Do vasto conjunto de serviços providenciado pela floresta para a vida e actividades humanas, aqueles que resultam da interacção com os recursos hídricos são muitas vezes relegados para segundo plano, passando despercebidos ao cidadão comum. No entanto, a ligação intrínseca entre processos, juntamente com as políticas de gestão florestal e actuais dinâmicas climáticas – estas muitas vezes apontadas como facilitadoras de fogos florestais –, podem, num futuro próximo, resultar na ocorrência mais rotineira de episódios graves como seca ou cheias, mas também perturbações ao nível da qualidade da água utilizada no abastecimento público ou até no tempo de vida útil das barragens.

Em entrevista ao PÚBLICO, o engenheiro florestal e investigador da Universidade de Trás-os-Montes e Alto Douro Rui Cortes destaca a “completa dependência dos recursos hídricos”, especialmente as águas superficiais (como os cursos de água), face às bacias hidrográficas e respectivas composições. “Se a ocupação da bacia hidrográfica for fundamentalmente florestal, as características químicas dos recursos vão reflecti-lo.” Como tal, quaisquer tentativas de reconversão do território para diferentes usos, tais como a agricultura, configurarão alterações profundas ao nível das propriedades físico-químicas dos lençóis freáticos, com consequências ecológicas substanciais, quer ao nível da flora quer ao nível da fauna.

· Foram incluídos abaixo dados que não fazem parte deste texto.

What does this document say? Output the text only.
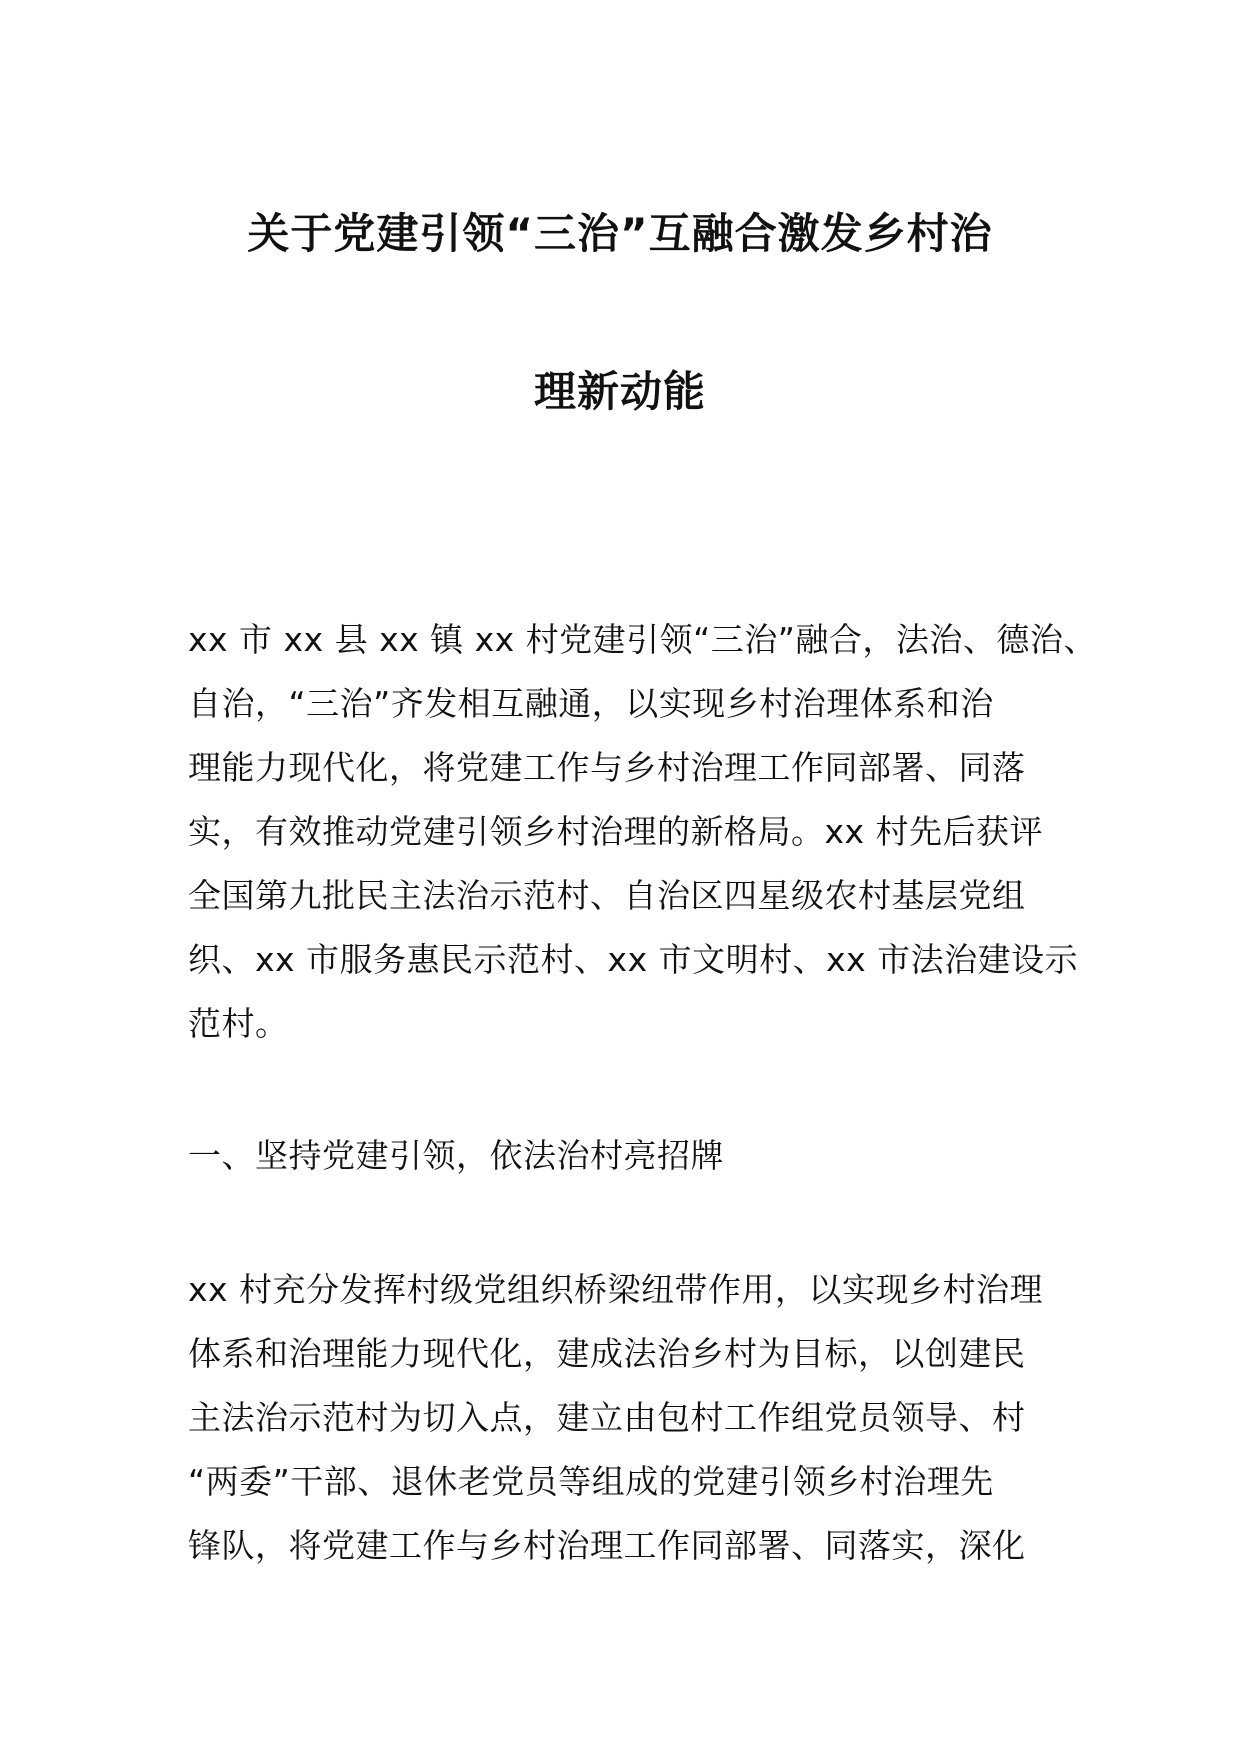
关于党建引领“三治”互融合激发乡村治
理新动能
xx 市 xx 县 xx 镇 xx 村党建引领“三治”融合，法治、德治、
自治，“三治”齐发相互融通，以实现乡村治理体系和治
理能力现代化，将党建工作与乡村治理工作同部署、同落
实，有效推动党建引领乡村治理的新格局。xx 村先后获评
全国第九批民主法治示范村、自治区四星级农村基层党组
织、xx 市服务惠民示范村、xx 市文明村、xx 市法治建设示
范村。
一、坚持党建引领，依法治村亮招牌
xx 村充分发挥村级党组织桥梁纽带作用，以实现乡村治理
体系和治理能力现代化，建成法治乡村为目标，以创建民
主法治示范村为切入点，建立由包村工作组党员领导、村
“两委”干部、退休老党员等组成的党建引领乡村治理先
锋队，将党建工作与乡村治理工作同部署、同落实，深化
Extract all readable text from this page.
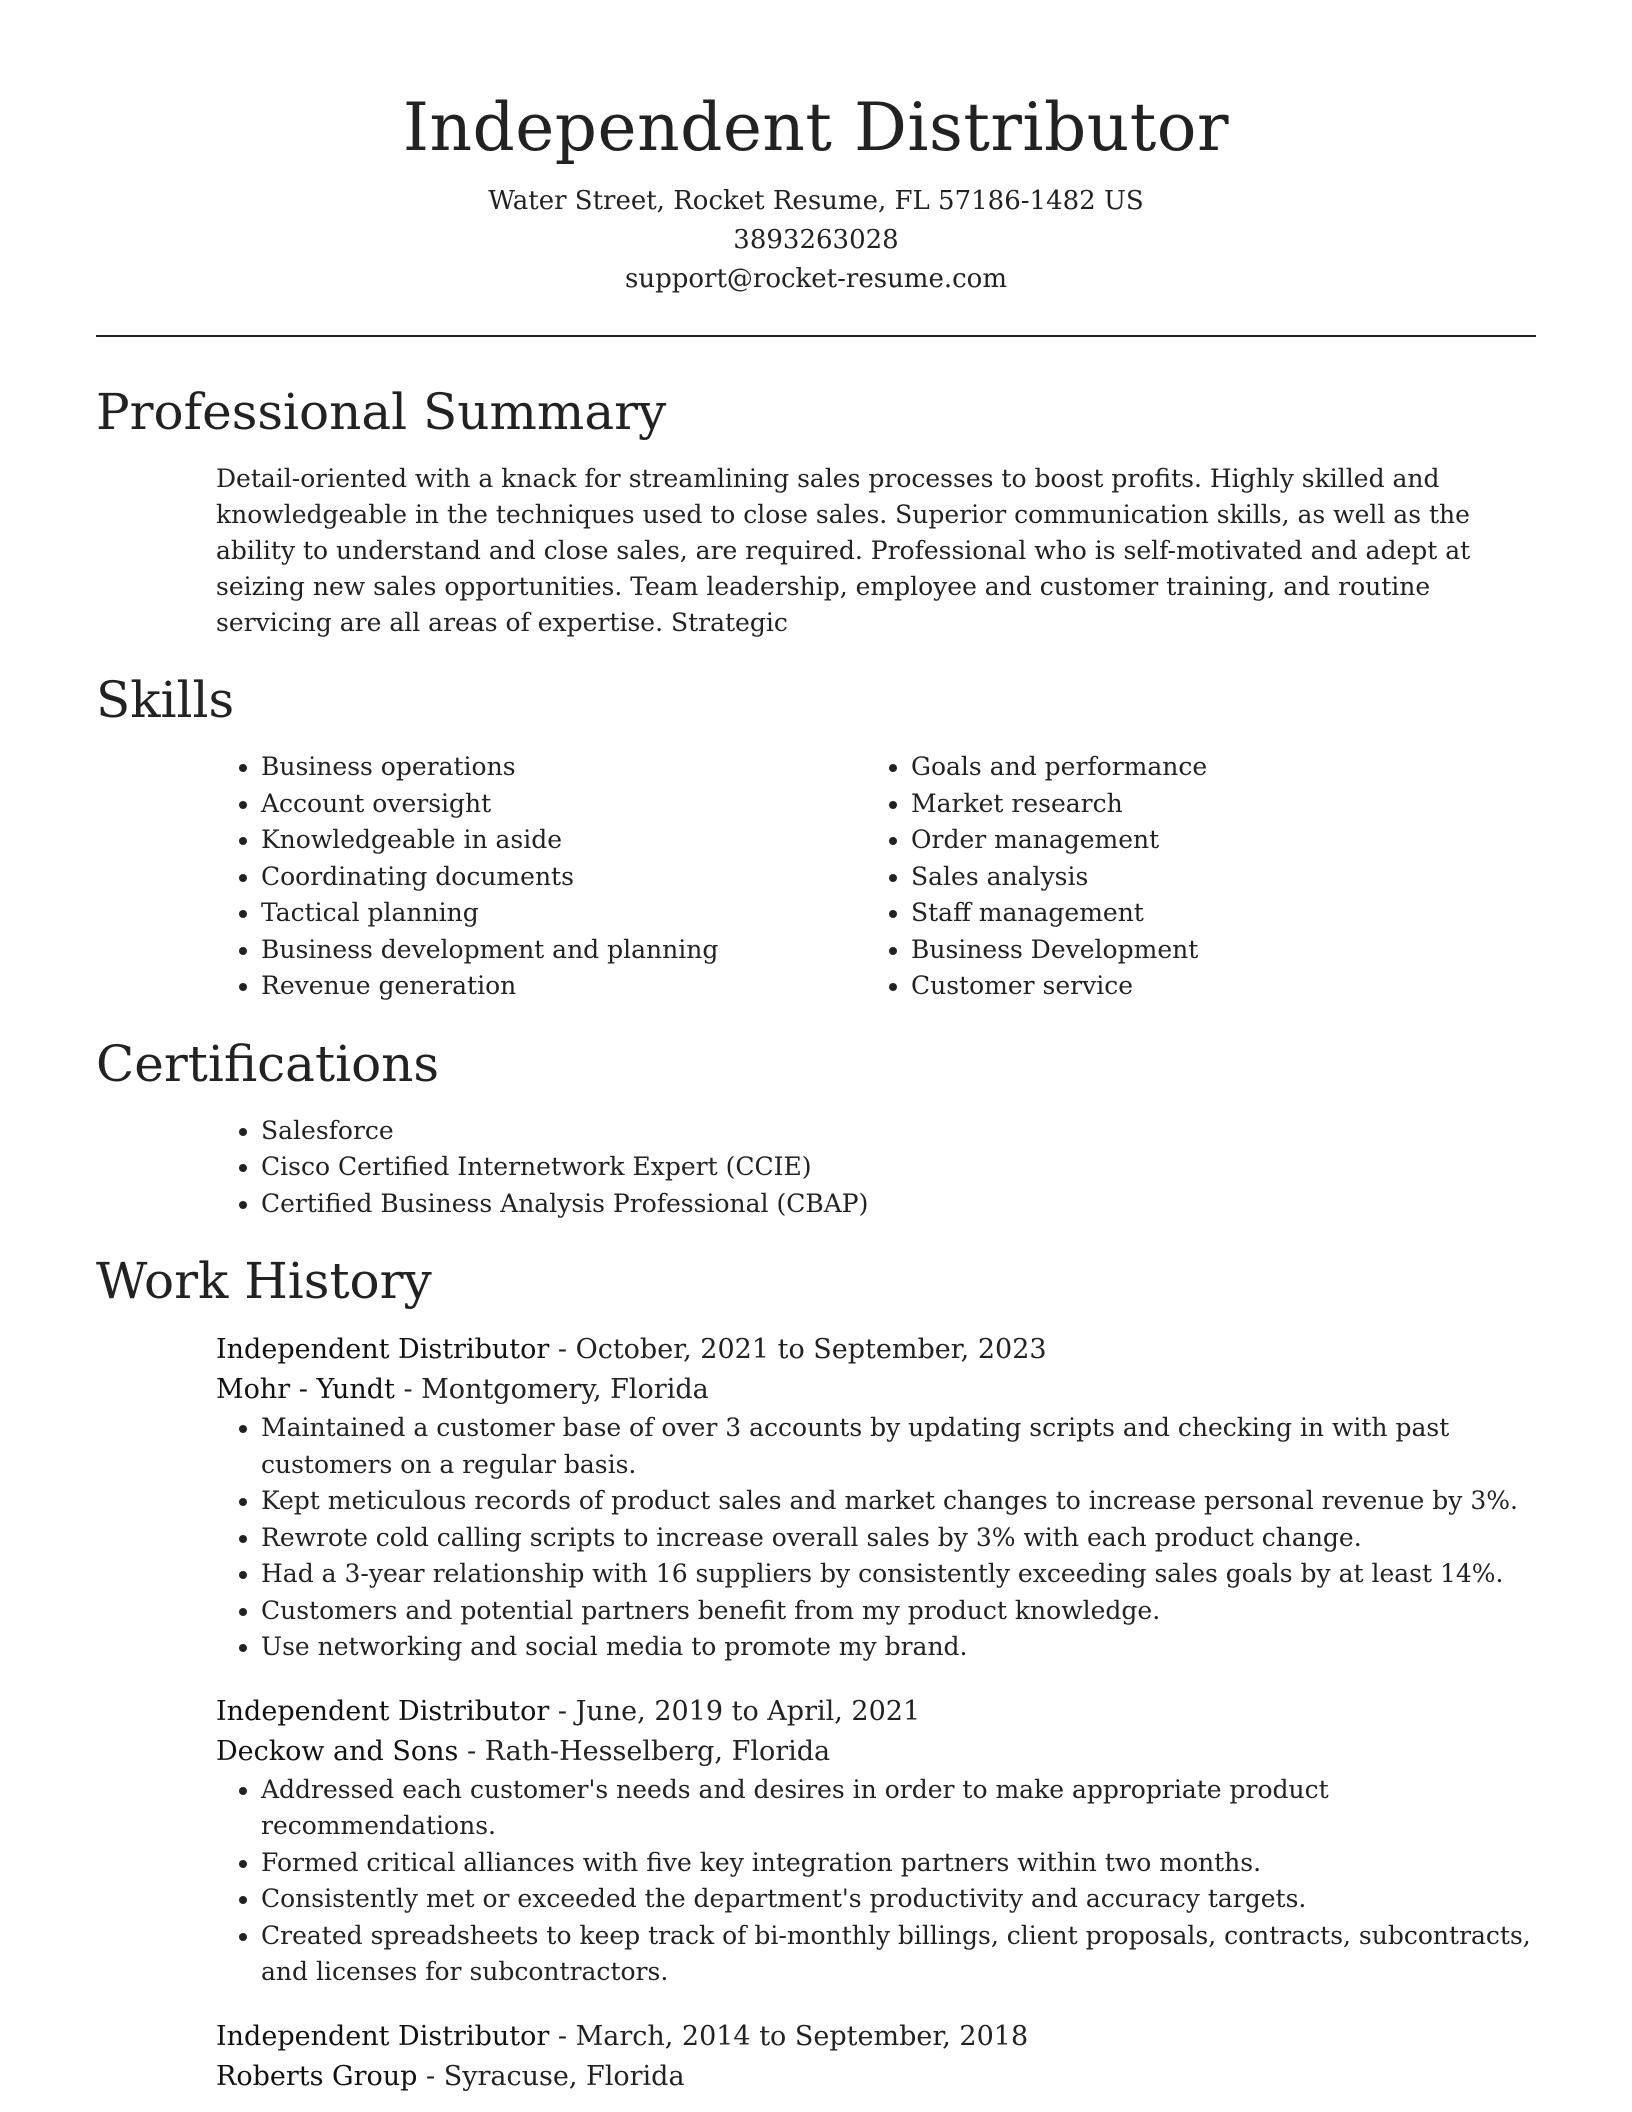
Independent Distributor
Water Street, Rocket Resume, FL 57186-1482 US
3893263028
support@rocket-resume.com
Professional Summary

Detail-oriented with a knack for streamlining sales processes to boost profits. Highly skilled and knowledgeable in the techniques used to close sales. Superior communication skills, as well as the ability to understand and close sales, are required. Professional who is self-motivated and adept at seizing new sales opportunities. Team leadership, employee and customer training, and routine servicing are all areas of expertise. Strategic

Skills
• Business operations
• Account oversight
• Knowledgeable in aside
• Coordinating documents
• Tactical planning
• Business development and planning
• Revenue generation
• Goals and performance
• Market research
• Order management
• Sales analysis
• Staff management
• Business Development
• Customer service
Certifications
• Salesforce
• Cisco Certified Internetwork Expert (CCIE)
• Certified Business Analysis Professional (CBAP)
Work History
Independent Distributor - October, 2021 to September, 2023
Mohr - Yundt - Montgomery, Florida
• Maintained a customer base of over 3 accounts by updating scripts and checking in with past customers on a regular basis.
• Kept meticulous records of product sales and market changes to increase personal revenue by 3%.
• Rewrote cold calling scripts to increase overall sales by 3% with each product change.
• Had a 3-year relationship with 16 suppliers by consistently exceeding sales goals by at least 14%.
• Customers and potential partners benefit from my product knowledge.
• Use networking and social media to promote my brand.
Independent Distributor - June, 2019 to April, 2021
Deckow and Sons - Rath-Hesselberg, Florida
• Addressed each customer's needs and desires in order to make appropriate product recommendations.
• Formed critical alliances with five key integration partners within two months.
• Consistently met or exceeded the department's productivity and accuracy targets.
• Created spreadsheets to keep track of bi-monthly billings, client proposals, contracts, subcontracts, and licenses for subcontractors.
Independent Distributor - March, 2014 to September, 2018
Roberts Group - Syracuse, Florida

Seguindo a mesma linha, o especialista defende que qualquer transformação às estruturas destes territórios, seja através de episódios imprevisíveis (como incêndios) ou de decisões premeditadas (como cortes rasos), terá consequência nos caudais, com variações durante as diversas estações. “Perante uma situação de destruição da floresta, os períodos [invernais] serão marcados por picos de cheias mais intensos, os quais se vão traduzir em fenómenos de erosão muito acentuados. Por outro lado, a floresta vai criar uma grande infiltração de água no solo, permitindo o abastecimento dos aquíferos, pelo que vamos assistir, no Verão, a uma tendência para os caudais serem muito mais reduzidos.”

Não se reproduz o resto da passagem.